The SplitterHub implementation has this property:
The SplitterHub sink[T] method helps to create a [[Sink]] that receives elements from its upstream producer and split/forward them to a dynamic set of consumers. After the [[Sink]] returned by this method is materialized, it returns a [[SplitterHub]] as materialized value.
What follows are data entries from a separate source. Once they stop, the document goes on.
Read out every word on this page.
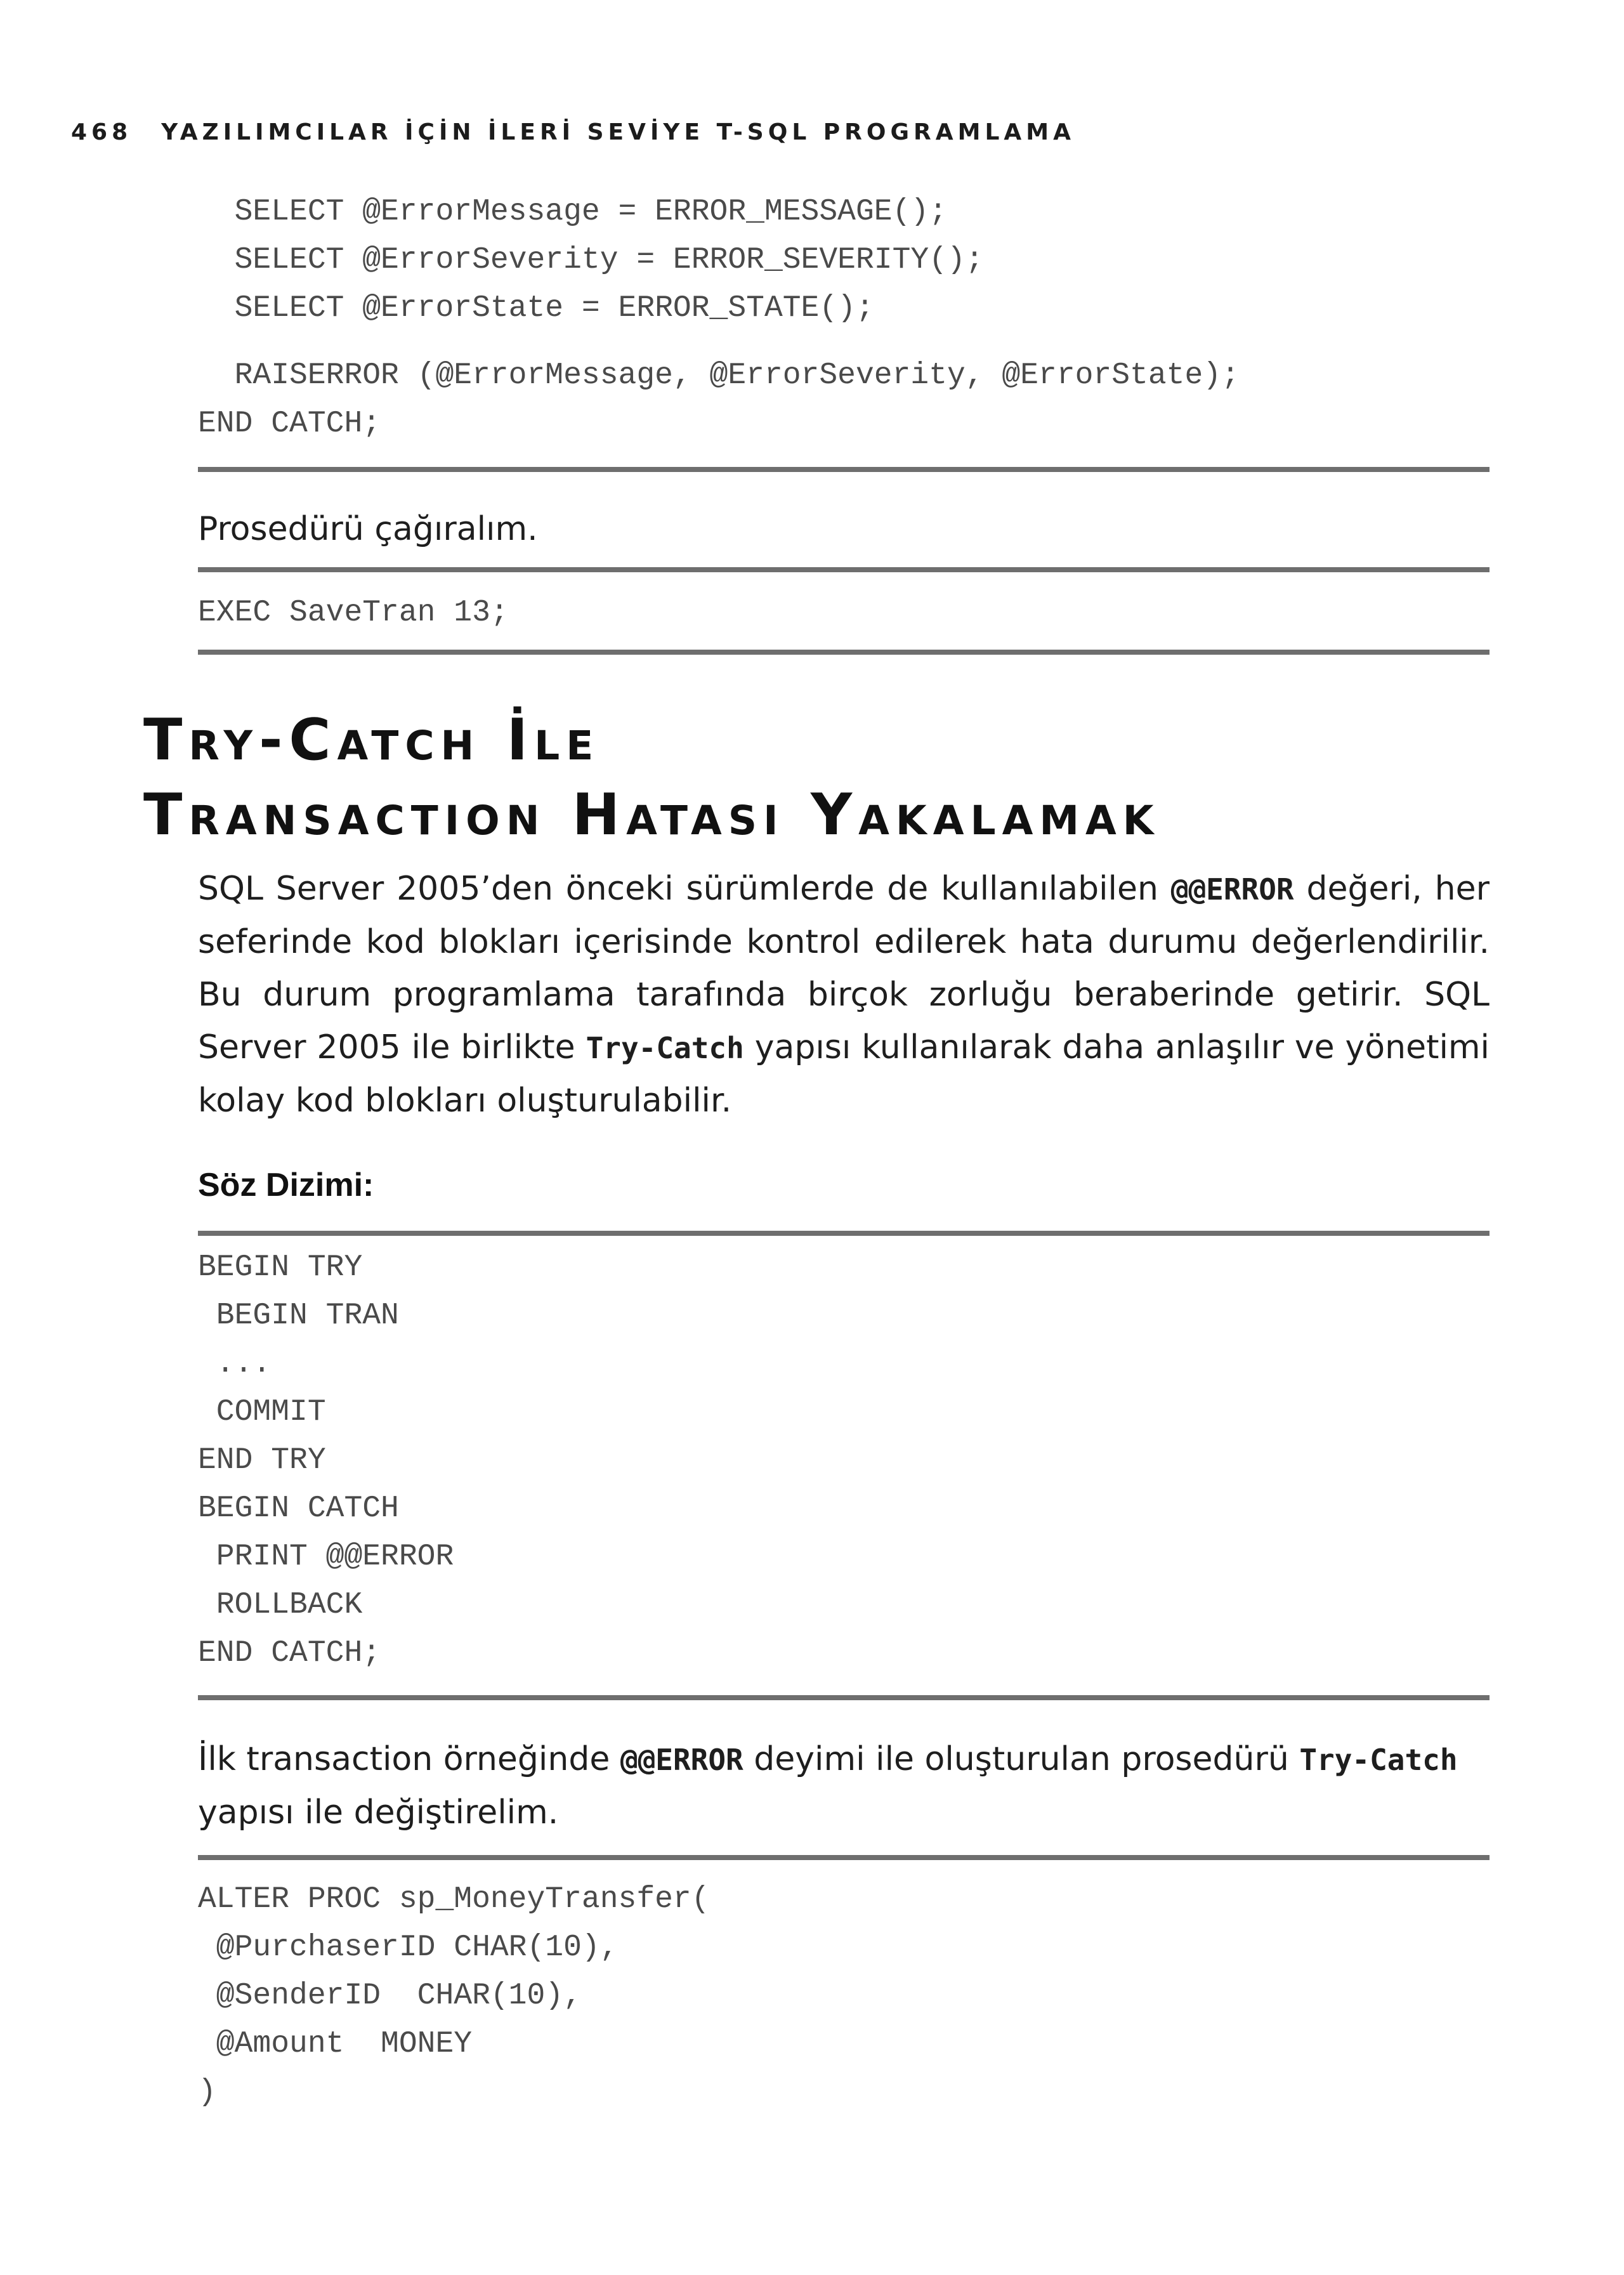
468 YAZILIMCILAR İÇİN İLERİ SEVİYE T-SQL PROGRAMLAMA
SELECT @ErrorMessage = ERROR_MESSAGE();
SELECT @ErrorSeverity = ERROR_SEVERITY();
SELECT @ErrorState = ERROR_STATE();
RAISERROR (@ErrorMessage, @ErrorSeverity, @ErrorState);
END CATCH;

Prosedürü çağıralım.

EXEC SaveTran 13;
Try-Catch İle
Transaction Hatası Yakalamak

SQL Server 2005’den önceki sürümlerde de kullanılabilen @@ERROR değeri, her seferinde kod blokları içerisinde kontrol edilerek hata durumu değerlendirilir. Bu durum programlama tarafında birçok zorluğu beraberinde getirir. SQL Server 2005 ile birlikte Try-Catch yapısı kullanılarak daha anlaşılır ve yönetimi kolay kod blokları oluşturulabilir.

Söz Dizimi:
BEGIN TRY
BEGIN TRAN
...
COMMIT
END TRY
BEGIN CATCH
PRINT @@ERROR
ROLLBACK
END CATCH;

İlk transaction örneğinde @@ERROR deyimi ile oluşturulan prosedürü Try-Catch yapısı ile değiştirelim.

ALTER PROC sp_MoneyTransfer(
@PurchaserID CHAR(10),
@SenderID  CHAR(10),
@Amount  MONEY
)
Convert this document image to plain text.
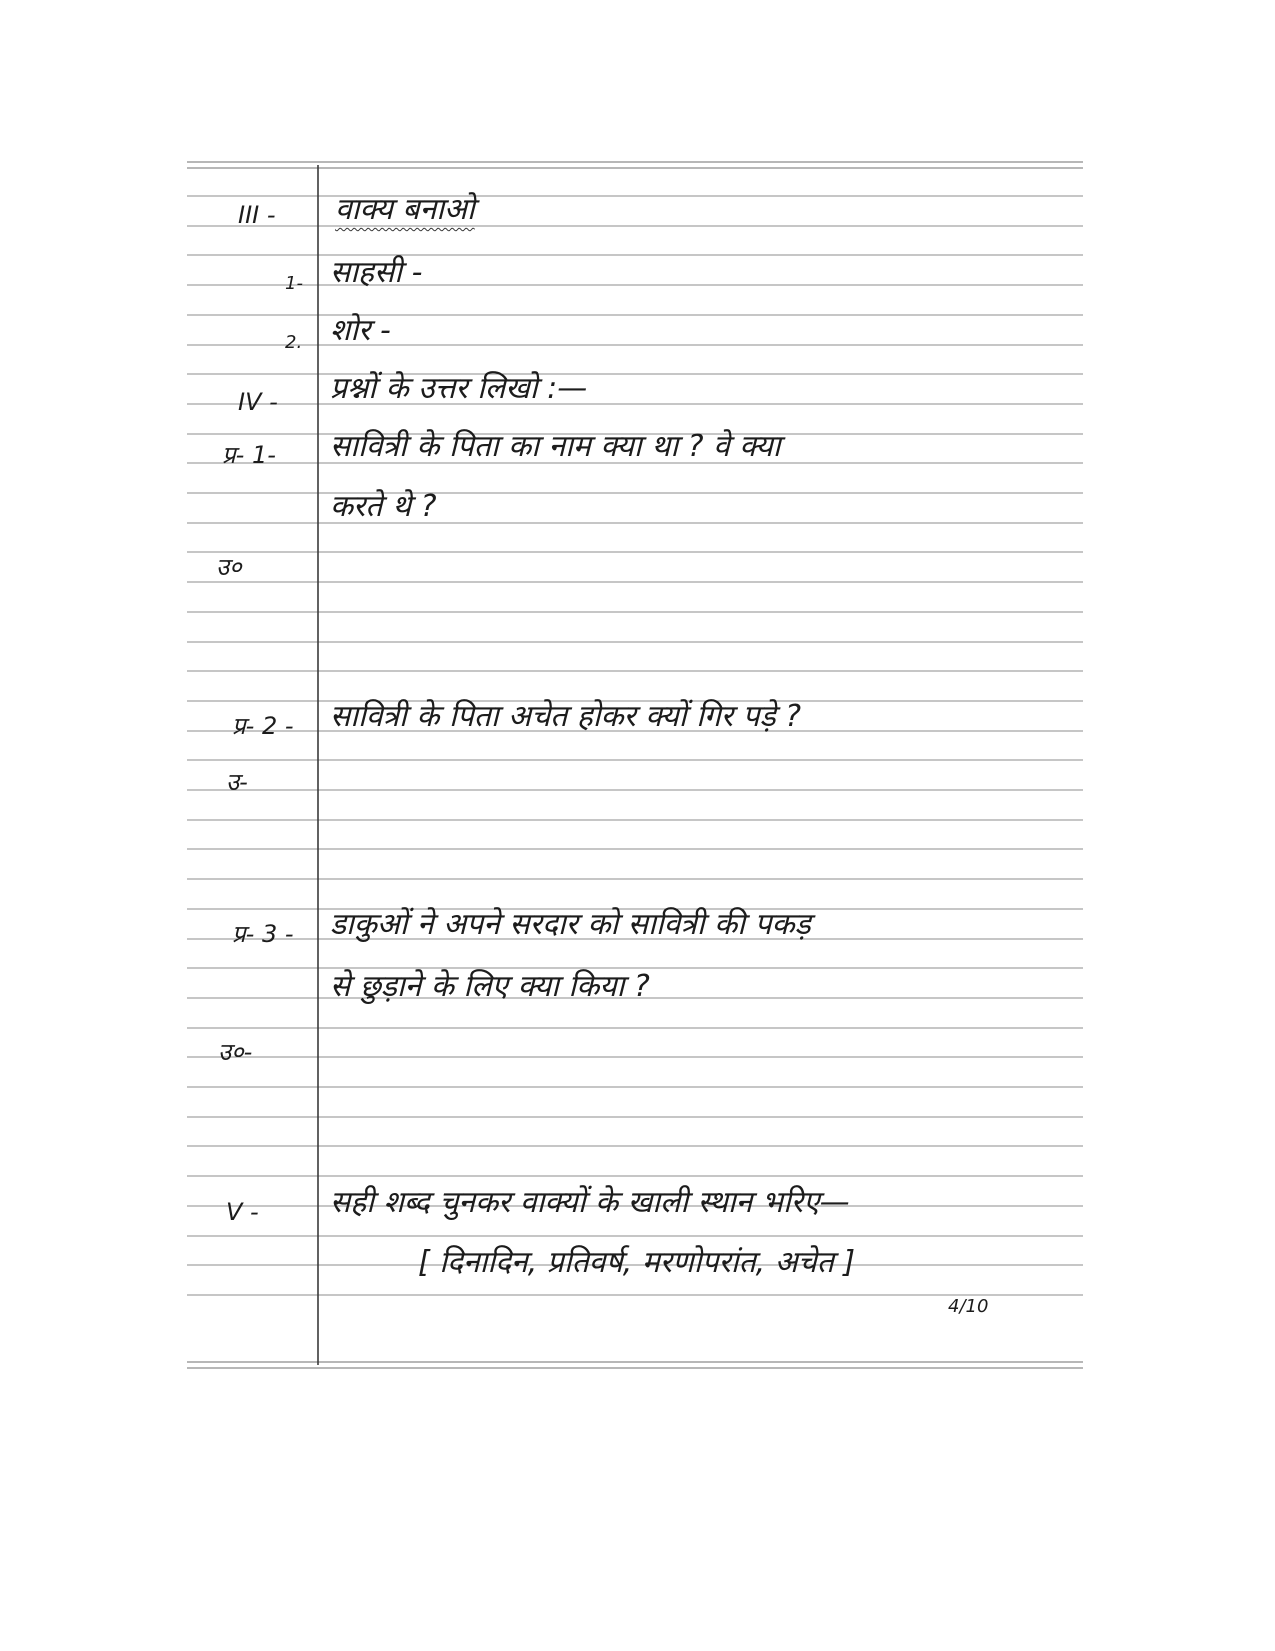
III - वाक्य बनाओ
1- साहसी -
2. शोर -
IV - प्रश्नों के उत्तर लिखो :—
प्र- 1- सावित्री के पिता का नाम क्या था ? वे क्या
करते थे ?
उ०
प्र- 2 - सावित्री के पिता अचेत होकर क्यों गिर पड़े ?
उ-
प्र- 3 - डाकुओं ने अपने सरदार को सावित्री की पकड़
से छुड़ाने के लिए क्या किया ?
उ०-
V - सही शब्द चुनकर वाक्यों के खाली स्थान भरिए—
[ दिनादिन, प्रतिवर्ष, मरणोपरांत, अचेत ]
4/10
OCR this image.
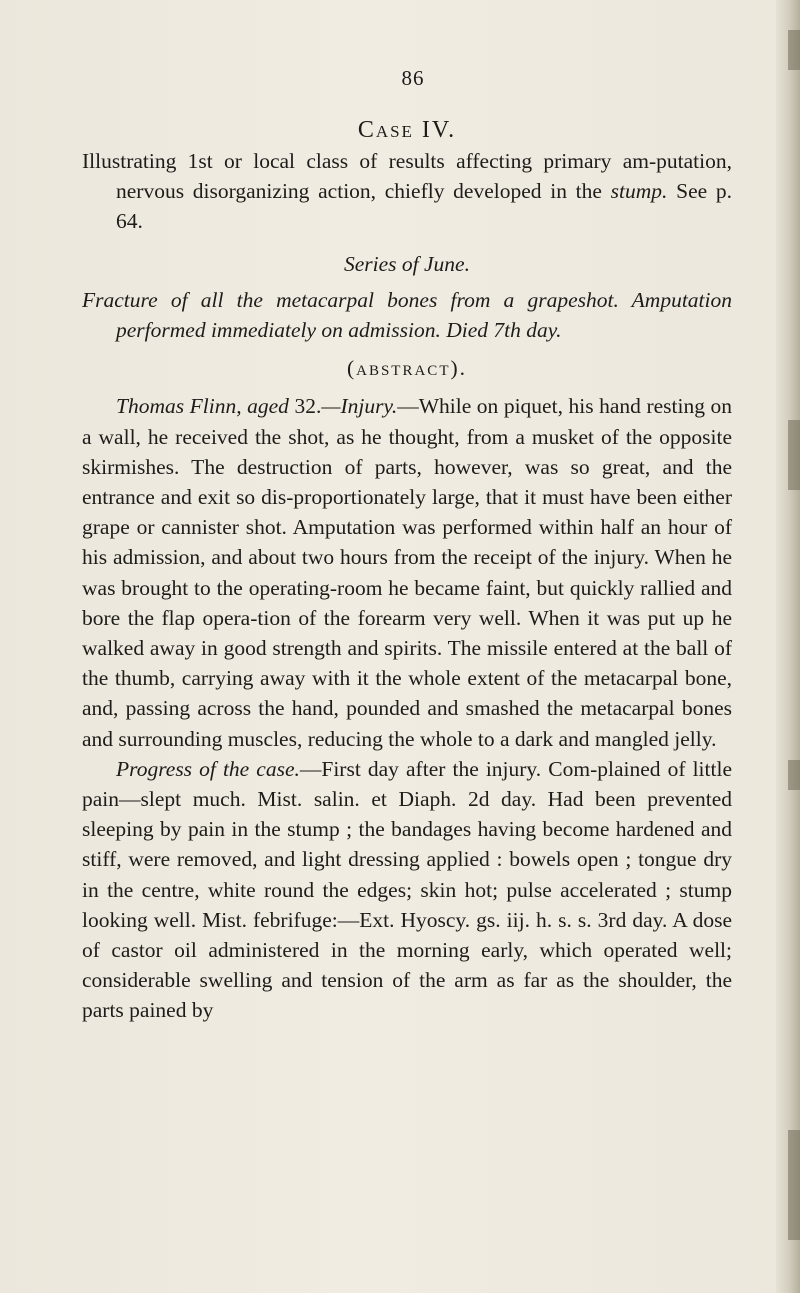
86
Case IV.

Illustrating 1st or local class of results affecting primary am-putation, nervous disorganizing action, chiefly developed in the stump. See p. 64.

Series of June.

Fracture of all the metacarpal bones from a grapeshot. Amputation performed immediately on admission. Died 7th day.

(abstract).

Thomas Flinn, aged 32.—Injury.—While on piquet, his hand resting on a wall, he received the shot, as he thought, from a musket of the opposite skirmishes. The destruction of parts, however, was so great, and the entrance and exit so dis-proportionately large, that it must have been either grape or cannister shot. Amputation was performed within half an hour of his admission, and about two hours from the receipt of the injury. When he was brought to the operating-room he became faint, but quickly rallied and bore the flap opera-tion of the forearm very well. When it was put up he walked away in good strength and spirits. The missile entered at the ball of the thumb, carrying away with it the whole extent of the metacarpal bone, and, passing across the hand, pounded and smashed the metacarpal bones and surrounding muscles, reducing the whole to a dark and mangled jelly.

Progress of the case.—First day after the injury. Com-plained of little pain—slept much. Mist. salin. et Diaph. 2d day. Had been prevented sleeping by pain in the stump ; the bandages having become hardened and stiff, were removed, and light dressing applied : bowels open ; tongue dry in the centre, white round the edges; skin hot; pulse accelerated ; stump looking well. Mist. febrifuge:—Ext. Hyoscy. gs. iij. h. s. s. 3rd day. A dose of castor oil administered in the morning early, which operated well; considerable swelling and tension of the arm as far as the shoulder, the parts pained by
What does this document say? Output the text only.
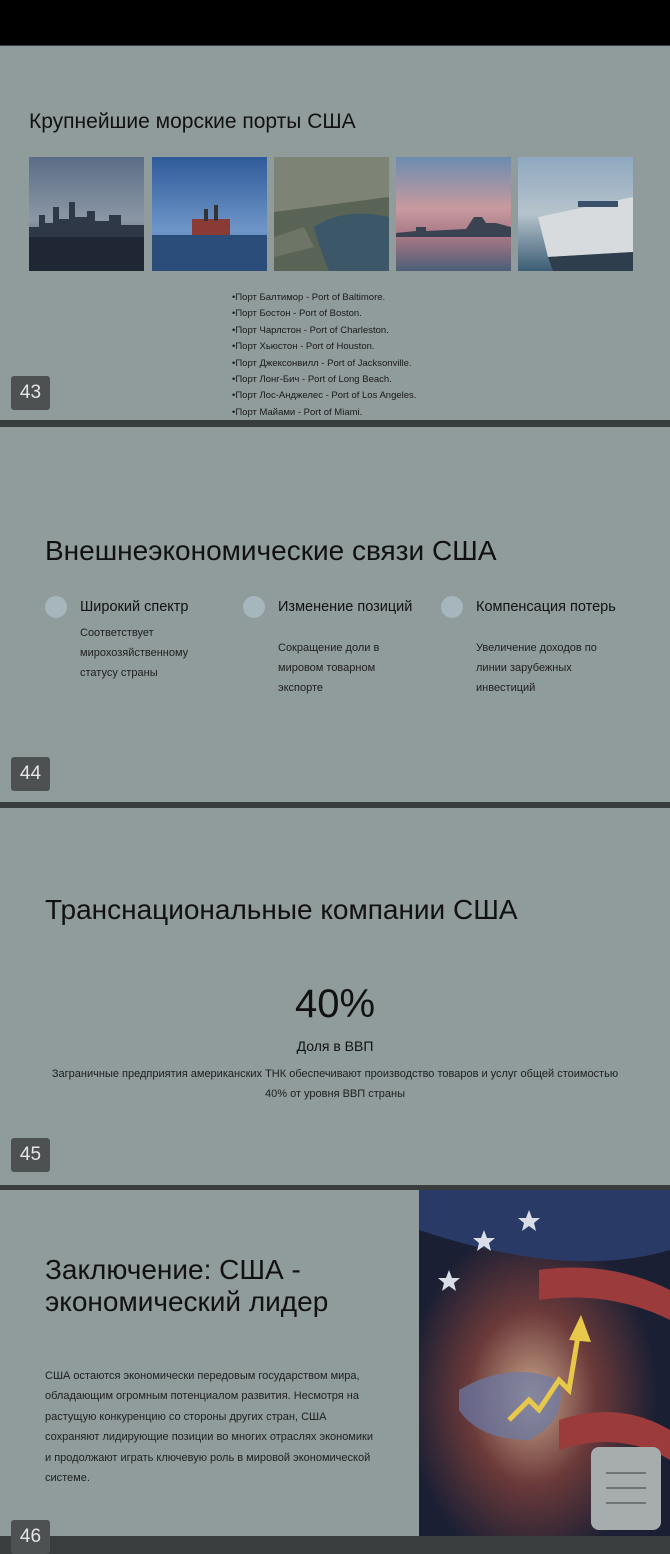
Крупнейшие морские порты США
•Порт Балтимор - Port of Baltimore.
•Порт Бостон - Port of Boston.
•Порт Чарлстон - Port of Charleston.
•Порт Хьюстон - Port of Houston.
•Порт Джексонвилл - Port of Jacksonville.
•Порт Лонг-Бич - Port of Long Beach.
•Порт Лос-Анджелес - Port of Los Angeles.
•Порт Майами - Port of Miami.
43
Внешнеэкономические связи США
Широкий спектр
Соответствует
мирохозяйственному
статусу страны
Изменение позиций
Сокращение доли в
мировом товарном
экспорте
Компенсация потерь
Увеличение доходов по
линии зарубежных
инвестиций
44
Транснациональные компании США
40%
Доля в ВВП
Заграничные предприятия американских ТНК обеспечивают производство товаров и услуг общей стоимостью 40% от уровня ВВП страны
45
Заключение: США - экономический лидер
США остаются экономически передовым государством мира, обладающим огромным потенциалом развития. Несмотря на растущую конкуренцию со стороны других стран, США сохраняют лидирующие позиции во многих отраслях экономики и продолжают играть ключевую роль в мировой экономической системе.
46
This [[SplitterHub]].source can be supplied with a predicate/selector function to return a [[Source]]. The [[Source]] can be materialized arbitrary many times and each materialization will receive the splitted elements from the original [[Sink]].
It can be seen as following:
___________________________________
| |
| ___________ ________ |______\ spam:ip consumer/actor
| | | | | | /
| | SOURCE | --->| Sink | |
| |___________| |________| |______\ spam:domain consumer/actor
| /|\ | /
| | |
| MATERIALIZED SOURCE ____| |______\ ham:sender consumer/actor
|___________________________________| /
Information about [MergeHub] can be found on the stream-dynamic link on doc.akka.io
___________________________________
| |
spam:ip producer _______\| ___________ ________ |
/| | | | | |
| | SINK | --->| Source | |
spam:domain producer_______\| |___________| |________| |
/| | |
| | |
spam:sender producer_______\| MATERIALIZED SINK /____| |
/|___________________________________|
You can then connect [MergeHub] and [SplitterHub] together to form some sort of bus. Producers and consumers will connect to [MergeHub] and [SplitterHub] correspondingly. It is more or less like "Chat Room" application. The differences here is that you are using SplitterHub instead of BroadcastHub.
Consumers and Producers can be either local or remote. Akka-cluster can be used for scaling out.